Многие сказочные образы касаются чаще не телесной жизни человека, а жизни его души, даже точнее, его духа. Поэтому их сказочность условна, на самом деле они конкретно реалистичны. О духе огня сказать «огонь» — глупо. Это так же глупо, как назвать самолет алюминием или железом. Дух огня и не огонь вовсе, не говоря уже о том, что огонь на самом деле химическая реакция.
Из всех моих замыслов сказочный — самый лучший. Может быть, «Вася Куролесов» — четвертая серия сказки, и все домовые и лешие на месте. Одна мать — всегда мать. Одна колыбельная — всегда колыбельная. А плач Ярославны — всегда плач Ярославны. Вот и будет Лене великая роль. Пропадет сынок, пойдет мать за сыном. И все любимые образы вставить...
...Или все-таки надо делать «Соблазнителя»...
05.04.86 г. Суббота
Озвучиваю. В роли пока ничего не понимаю. Понимаю только одно — Лопушанский не вполне нормален. То, что я видел, профнепригодно. Но вот что такое тенденциозное восприятие: ему явно не очень нравится, что происходит «замена» его творчества на «мое» — что-то они придумали. Что — не знаю. Надо будет сделать копию, чтобы она у них не пропала (копию моей записи).
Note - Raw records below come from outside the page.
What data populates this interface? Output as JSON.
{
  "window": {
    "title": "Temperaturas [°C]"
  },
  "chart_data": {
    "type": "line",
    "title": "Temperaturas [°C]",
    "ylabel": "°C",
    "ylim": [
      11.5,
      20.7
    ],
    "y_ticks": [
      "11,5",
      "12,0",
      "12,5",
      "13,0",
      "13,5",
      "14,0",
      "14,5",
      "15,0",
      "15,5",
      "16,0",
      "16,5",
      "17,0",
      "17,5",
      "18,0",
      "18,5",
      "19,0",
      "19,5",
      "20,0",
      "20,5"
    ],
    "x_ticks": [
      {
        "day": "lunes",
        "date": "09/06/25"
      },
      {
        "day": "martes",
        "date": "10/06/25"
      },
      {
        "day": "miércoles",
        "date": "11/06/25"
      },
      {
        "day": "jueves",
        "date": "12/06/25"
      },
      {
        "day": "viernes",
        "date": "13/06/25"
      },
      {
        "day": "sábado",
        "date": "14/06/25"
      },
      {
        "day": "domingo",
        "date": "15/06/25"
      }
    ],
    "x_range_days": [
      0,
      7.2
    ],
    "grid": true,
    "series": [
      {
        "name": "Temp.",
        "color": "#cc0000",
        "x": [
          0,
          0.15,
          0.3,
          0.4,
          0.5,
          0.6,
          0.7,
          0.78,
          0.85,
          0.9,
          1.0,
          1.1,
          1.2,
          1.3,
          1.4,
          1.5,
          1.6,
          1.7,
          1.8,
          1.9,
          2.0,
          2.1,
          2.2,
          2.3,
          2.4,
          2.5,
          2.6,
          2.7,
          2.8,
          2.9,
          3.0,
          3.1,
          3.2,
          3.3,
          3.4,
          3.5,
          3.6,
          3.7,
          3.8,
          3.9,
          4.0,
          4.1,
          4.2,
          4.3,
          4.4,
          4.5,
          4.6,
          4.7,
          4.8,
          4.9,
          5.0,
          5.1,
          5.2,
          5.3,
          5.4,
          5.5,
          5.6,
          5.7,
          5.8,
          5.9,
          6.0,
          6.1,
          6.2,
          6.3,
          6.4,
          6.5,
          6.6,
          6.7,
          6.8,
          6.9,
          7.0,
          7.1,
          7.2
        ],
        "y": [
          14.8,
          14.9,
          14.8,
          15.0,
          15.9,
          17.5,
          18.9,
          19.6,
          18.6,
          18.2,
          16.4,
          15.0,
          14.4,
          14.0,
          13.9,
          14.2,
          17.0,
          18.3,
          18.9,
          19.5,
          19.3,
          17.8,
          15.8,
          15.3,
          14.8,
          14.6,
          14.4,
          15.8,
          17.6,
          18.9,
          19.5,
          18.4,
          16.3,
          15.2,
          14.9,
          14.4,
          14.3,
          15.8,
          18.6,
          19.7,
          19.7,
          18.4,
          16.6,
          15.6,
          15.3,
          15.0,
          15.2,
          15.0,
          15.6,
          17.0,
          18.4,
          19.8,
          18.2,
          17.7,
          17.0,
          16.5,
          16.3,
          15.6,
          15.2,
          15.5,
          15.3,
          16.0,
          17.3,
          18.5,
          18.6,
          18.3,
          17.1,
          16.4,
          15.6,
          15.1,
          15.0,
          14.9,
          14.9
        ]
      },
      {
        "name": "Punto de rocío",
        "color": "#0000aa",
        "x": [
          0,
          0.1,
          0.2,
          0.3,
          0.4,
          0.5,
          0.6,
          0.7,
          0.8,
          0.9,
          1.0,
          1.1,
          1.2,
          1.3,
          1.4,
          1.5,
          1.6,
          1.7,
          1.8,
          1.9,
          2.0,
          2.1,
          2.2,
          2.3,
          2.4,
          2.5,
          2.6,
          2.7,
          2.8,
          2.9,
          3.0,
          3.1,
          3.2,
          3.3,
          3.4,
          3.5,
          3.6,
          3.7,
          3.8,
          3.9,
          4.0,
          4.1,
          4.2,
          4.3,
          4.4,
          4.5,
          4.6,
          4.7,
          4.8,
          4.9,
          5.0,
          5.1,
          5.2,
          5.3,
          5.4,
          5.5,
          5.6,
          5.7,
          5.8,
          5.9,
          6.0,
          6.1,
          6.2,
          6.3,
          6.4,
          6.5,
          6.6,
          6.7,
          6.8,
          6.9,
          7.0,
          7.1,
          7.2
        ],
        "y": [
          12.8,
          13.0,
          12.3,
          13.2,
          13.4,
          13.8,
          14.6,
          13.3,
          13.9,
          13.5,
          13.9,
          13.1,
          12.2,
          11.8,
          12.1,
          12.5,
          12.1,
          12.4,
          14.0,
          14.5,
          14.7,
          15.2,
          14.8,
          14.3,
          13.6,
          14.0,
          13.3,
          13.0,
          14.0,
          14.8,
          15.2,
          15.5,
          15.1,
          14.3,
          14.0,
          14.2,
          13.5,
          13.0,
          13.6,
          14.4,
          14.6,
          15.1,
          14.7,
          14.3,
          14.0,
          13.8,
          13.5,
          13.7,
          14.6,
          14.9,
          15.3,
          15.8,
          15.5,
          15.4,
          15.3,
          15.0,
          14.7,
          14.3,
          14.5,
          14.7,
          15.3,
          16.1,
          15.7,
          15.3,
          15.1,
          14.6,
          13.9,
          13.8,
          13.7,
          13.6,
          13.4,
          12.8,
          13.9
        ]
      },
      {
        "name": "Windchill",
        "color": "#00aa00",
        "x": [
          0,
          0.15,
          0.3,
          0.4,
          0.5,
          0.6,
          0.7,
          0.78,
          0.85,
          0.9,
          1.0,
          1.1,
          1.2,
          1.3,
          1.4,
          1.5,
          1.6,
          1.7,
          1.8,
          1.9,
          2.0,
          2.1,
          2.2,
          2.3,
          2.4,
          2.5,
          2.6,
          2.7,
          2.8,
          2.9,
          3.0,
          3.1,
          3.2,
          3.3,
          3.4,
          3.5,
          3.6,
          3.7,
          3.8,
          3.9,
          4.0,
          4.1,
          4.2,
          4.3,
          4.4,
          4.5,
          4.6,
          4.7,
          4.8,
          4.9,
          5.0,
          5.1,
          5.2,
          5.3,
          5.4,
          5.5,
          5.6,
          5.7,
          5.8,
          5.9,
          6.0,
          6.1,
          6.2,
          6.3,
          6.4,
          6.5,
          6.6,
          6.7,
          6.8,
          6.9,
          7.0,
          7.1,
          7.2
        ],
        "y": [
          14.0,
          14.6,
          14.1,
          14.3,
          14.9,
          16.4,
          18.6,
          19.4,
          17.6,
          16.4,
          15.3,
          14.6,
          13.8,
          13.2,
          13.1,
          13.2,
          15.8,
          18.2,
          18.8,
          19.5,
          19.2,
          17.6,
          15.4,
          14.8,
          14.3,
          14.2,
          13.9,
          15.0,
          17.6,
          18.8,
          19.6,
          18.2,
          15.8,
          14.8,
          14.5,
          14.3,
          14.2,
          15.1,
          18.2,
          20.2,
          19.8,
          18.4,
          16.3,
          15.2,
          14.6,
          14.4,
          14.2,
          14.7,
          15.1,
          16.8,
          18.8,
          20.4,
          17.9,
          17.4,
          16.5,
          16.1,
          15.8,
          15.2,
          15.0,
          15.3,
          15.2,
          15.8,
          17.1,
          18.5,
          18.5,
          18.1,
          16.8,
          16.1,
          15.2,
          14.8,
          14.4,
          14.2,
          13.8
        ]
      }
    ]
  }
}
И надо будет проследить, чтобы эта перезапись произошла.
Они все время совещаются со звукооператором. Звукооператор новый, взявшийся в картине непонятно откуда. Того Костя заменил. Почему? Вчера «Лучше не будет!» — вернемся[199].
Надо сделать кого-то свидетелем происходящего. Жаль, я вчера не использовал Бабушкина. Надо было посоветоваться[200].
Надо, чтобы кто-то отдежурил (Юра или?). Или ничего не надо.
У меня к нему <Лопушанскому>, особенно когда я вижу его Наташу[201], брезгливое отношение. Наташа продолжает свое: «Зачем, зачем он все Госкино поставил на уши?»
06.04.86 г.
Грусть в мое сердце приходит легко
И не дает мне уснуть
Небо души, как же ты высоко
Как же долог к тебе мой путь!
07.04.86 г.
Сегодня вторая смена озвучания. Еду с напряженкой. Что вынашивает этот больной мозг Кости — и предположить трудно. Во всяком случае, я не нашелся на реплику молодого звукорежиссера «лучше не будет». Они прекратили запись, якобы из-за того, что я устал. Я не придал этому значения, но в этом что-то есть. Жаль, если мои прогнозы окажутся верными. (Если они собираются что-то выкинуть, то они это сделают сегодня... Или испугаются?)
Во всяком случае, есть тревога. Интуиция, или я все-таки измотан в нервном отношении. Естественно, что в первую смену мне было трудно, будет легче. Они не привезли даже монтажных листов, чтобы я не мог озвучивать по тексту, а монтажные готовы[202]?
Тут важны письма Ларсена, звучащие за кадром, — это одна интонация, и важно, что они отличаются своей интонацией от бытовой речи. Что же во всем этом? Да, в общем, ничего сложного, кроме того, чтобы все было живым.
Ну, Костя, погоди!
08.04.86 г.
Только вчера (на второй смене) Лопушанский в какой-то степени понял, что очень хорошо, что я озвучиваю. Потому что только вчера обнаружилось, что многое вообще неизвестно как делать. Письма, написанные Германом, не очень-то уже и глубоки. «Я любил маму, мама любила меня и все остальное» — «квель» откровенная, прямо скажем, для очень бедных. Озвучание утратило для меня всякий интерес, важны просто интересы «фирмы» (то есть меня как фирмы).
Фильм обладает особым качеством: он есть и его нет, вернее, его нет, но он как бы есть. Это — типичное кинопойло кажущегося содержания, где вакуум вполне может рассчитывать на заполнение пустоты талантом зрителя.
Единственное, на что я надеюсь, так это на религиозность звучания отдельных построений фильма.
А жаль. Фильм мог состояться. Он был снят. Но смонтировать Костя его не смог, а у ребят (Арановича и Германа) не хватило ни желания, ни времени.
А для телека можно было бы сделать — невыбиваемые две серии.